I like the idea of letting all and sundry know a few ground rules. First, that you have, in good faith, lent the cottage to various relatives. You were trying to be nice and let them use it for free, yet your thank you from them was that people ate all of your food, left your home filthy, and in one case actually damaged your property. Ask the question--point blank--'how is this even remotely okay?' And then some people have started arguing with you about when they think they should use your property. Again, how is this okay?
I would start harassing the niece about the damages. Tell her you want quotes. Or tell her you have a quote and you expect the money by X date. Like I said, if she's old enough to stay there alone, she's old enough to accept responsibility. Welcome to adulthood, honey.

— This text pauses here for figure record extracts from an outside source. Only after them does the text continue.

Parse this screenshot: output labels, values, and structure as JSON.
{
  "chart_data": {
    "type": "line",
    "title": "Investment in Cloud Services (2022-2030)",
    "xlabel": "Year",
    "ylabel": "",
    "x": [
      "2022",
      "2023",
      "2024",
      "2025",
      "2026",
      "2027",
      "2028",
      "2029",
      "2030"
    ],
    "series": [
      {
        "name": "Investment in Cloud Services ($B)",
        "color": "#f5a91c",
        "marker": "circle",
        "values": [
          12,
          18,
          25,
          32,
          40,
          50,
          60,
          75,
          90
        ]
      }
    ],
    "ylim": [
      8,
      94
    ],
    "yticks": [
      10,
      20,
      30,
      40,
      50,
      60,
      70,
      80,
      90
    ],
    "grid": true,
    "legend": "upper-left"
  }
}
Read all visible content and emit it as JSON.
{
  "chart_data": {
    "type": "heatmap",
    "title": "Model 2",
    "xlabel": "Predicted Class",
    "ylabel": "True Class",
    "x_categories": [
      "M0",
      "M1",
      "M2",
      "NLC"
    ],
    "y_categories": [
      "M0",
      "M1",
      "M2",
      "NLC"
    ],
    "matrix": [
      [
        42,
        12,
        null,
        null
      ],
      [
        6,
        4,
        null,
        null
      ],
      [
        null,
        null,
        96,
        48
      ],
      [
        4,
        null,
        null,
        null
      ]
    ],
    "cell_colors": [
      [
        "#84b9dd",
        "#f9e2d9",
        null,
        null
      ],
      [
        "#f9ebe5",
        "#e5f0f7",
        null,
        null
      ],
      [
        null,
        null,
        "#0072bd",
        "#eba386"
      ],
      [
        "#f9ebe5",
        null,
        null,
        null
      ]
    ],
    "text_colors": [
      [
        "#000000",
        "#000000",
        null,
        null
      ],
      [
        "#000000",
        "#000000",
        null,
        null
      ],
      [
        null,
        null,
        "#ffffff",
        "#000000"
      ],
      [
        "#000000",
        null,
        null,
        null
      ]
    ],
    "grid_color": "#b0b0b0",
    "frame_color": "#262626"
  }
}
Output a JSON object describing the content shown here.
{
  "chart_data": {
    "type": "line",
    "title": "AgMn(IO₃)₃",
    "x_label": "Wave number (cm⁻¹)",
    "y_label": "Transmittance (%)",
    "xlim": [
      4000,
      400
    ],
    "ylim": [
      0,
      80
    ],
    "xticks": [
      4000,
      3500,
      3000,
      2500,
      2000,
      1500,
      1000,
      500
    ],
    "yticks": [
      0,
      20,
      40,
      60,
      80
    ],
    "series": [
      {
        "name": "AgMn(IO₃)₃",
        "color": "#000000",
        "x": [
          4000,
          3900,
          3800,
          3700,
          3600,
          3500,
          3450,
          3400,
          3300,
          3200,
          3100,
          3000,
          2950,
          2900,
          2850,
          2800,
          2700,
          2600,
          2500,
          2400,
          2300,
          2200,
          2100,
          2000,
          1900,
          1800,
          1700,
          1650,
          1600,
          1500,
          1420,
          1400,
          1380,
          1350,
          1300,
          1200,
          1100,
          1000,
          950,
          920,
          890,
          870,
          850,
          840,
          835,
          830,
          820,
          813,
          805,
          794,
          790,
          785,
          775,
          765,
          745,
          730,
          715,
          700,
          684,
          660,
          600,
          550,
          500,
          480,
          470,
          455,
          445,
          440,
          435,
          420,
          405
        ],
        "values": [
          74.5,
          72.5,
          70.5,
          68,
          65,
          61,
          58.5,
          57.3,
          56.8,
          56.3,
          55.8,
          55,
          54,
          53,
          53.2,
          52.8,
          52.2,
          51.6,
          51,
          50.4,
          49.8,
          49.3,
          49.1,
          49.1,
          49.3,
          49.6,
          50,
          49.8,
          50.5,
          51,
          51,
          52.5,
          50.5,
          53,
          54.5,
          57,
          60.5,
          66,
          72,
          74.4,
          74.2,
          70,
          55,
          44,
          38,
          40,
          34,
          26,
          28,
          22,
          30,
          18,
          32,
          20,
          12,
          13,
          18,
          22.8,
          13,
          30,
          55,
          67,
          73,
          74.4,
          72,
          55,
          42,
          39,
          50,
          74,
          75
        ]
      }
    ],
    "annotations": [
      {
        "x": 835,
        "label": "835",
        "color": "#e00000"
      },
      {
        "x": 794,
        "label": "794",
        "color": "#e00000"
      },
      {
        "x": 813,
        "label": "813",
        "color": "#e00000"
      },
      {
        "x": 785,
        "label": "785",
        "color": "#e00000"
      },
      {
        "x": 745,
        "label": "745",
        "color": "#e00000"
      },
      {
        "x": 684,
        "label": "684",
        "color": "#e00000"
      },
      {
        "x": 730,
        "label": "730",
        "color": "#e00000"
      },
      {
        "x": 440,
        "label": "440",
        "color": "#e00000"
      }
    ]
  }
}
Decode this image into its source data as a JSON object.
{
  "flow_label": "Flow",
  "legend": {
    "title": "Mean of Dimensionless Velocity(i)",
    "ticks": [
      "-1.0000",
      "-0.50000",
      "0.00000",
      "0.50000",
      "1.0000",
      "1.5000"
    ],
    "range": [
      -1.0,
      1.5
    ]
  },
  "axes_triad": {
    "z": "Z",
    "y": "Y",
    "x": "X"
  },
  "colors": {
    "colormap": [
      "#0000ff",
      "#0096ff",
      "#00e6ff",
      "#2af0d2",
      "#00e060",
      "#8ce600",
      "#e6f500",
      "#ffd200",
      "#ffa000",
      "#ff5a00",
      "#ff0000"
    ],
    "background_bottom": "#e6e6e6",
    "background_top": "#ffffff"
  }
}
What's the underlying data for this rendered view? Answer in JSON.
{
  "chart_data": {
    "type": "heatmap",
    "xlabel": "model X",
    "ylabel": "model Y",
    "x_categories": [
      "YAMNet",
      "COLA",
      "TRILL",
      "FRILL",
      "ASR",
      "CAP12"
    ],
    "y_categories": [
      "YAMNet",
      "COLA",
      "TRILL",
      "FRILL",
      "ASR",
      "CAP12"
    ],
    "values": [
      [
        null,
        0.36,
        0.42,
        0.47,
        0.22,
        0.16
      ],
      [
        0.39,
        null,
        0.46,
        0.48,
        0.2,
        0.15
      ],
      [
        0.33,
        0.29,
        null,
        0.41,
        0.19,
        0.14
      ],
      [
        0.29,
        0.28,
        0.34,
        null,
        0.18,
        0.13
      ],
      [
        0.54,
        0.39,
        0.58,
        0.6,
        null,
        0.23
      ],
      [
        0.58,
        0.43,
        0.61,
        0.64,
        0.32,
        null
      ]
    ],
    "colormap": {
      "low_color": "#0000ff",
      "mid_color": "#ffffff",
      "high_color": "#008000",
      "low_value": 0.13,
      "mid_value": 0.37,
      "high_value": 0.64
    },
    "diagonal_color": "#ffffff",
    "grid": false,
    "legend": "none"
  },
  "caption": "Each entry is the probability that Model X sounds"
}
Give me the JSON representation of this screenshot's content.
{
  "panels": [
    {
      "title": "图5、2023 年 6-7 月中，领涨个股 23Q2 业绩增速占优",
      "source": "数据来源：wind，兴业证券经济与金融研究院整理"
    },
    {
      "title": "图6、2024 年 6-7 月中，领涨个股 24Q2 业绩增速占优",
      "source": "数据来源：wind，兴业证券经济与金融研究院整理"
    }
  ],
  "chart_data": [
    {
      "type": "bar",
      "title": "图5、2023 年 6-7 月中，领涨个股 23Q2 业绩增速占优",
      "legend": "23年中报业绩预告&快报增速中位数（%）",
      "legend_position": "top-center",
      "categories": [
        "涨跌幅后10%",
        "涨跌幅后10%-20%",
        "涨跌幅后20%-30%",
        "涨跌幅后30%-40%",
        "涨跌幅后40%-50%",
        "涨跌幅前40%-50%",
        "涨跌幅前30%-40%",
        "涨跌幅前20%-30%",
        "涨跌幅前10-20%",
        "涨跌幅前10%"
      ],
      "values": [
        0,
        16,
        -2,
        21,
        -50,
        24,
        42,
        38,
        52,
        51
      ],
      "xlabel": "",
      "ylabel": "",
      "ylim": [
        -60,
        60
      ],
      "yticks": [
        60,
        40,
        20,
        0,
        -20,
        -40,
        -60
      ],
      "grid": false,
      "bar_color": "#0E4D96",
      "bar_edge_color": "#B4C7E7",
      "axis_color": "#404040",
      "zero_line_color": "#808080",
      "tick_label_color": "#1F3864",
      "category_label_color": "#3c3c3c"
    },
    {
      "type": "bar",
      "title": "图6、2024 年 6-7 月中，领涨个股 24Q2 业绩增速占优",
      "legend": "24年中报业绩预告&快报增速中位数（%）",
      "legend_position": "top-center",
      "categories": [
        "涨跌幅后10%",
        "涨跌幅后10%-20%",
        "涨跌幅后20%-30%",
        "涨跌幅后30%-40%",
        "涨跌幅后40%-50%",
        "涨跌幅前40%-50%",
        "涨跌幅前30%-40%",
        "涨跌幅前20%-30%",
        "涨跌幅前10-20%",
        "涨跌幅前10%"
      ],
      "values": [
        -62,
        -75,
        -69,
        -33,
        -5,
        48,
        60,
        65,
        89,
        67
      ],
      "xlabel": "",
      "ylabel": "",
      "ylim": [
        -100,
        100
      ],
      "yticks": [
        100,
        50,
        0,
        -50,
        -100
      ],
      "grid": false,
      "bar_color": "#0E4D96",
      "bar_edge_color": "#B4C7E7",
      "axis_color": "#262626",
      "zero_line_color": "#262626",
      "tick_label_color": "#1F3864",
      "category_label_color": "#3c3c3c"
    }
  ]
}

And again, OP, I know you want to be nice, but the thing is that your family has no respect for you or your belongings. Start being a little bit less nice and they'll either leave you alone or 'man up'. And note: when I say less nice, I mean not rolling over and accommodating their every whim. You can be perfectly polite, but you can call them on their entitlement. "You expect me to give up MY cabin for Easter? Yeah, it's mine, and I can go there whenever I want, and I want Easter! That IS why I BOUGHT the cabin...duh....so I could use it whenever *I* wanted to."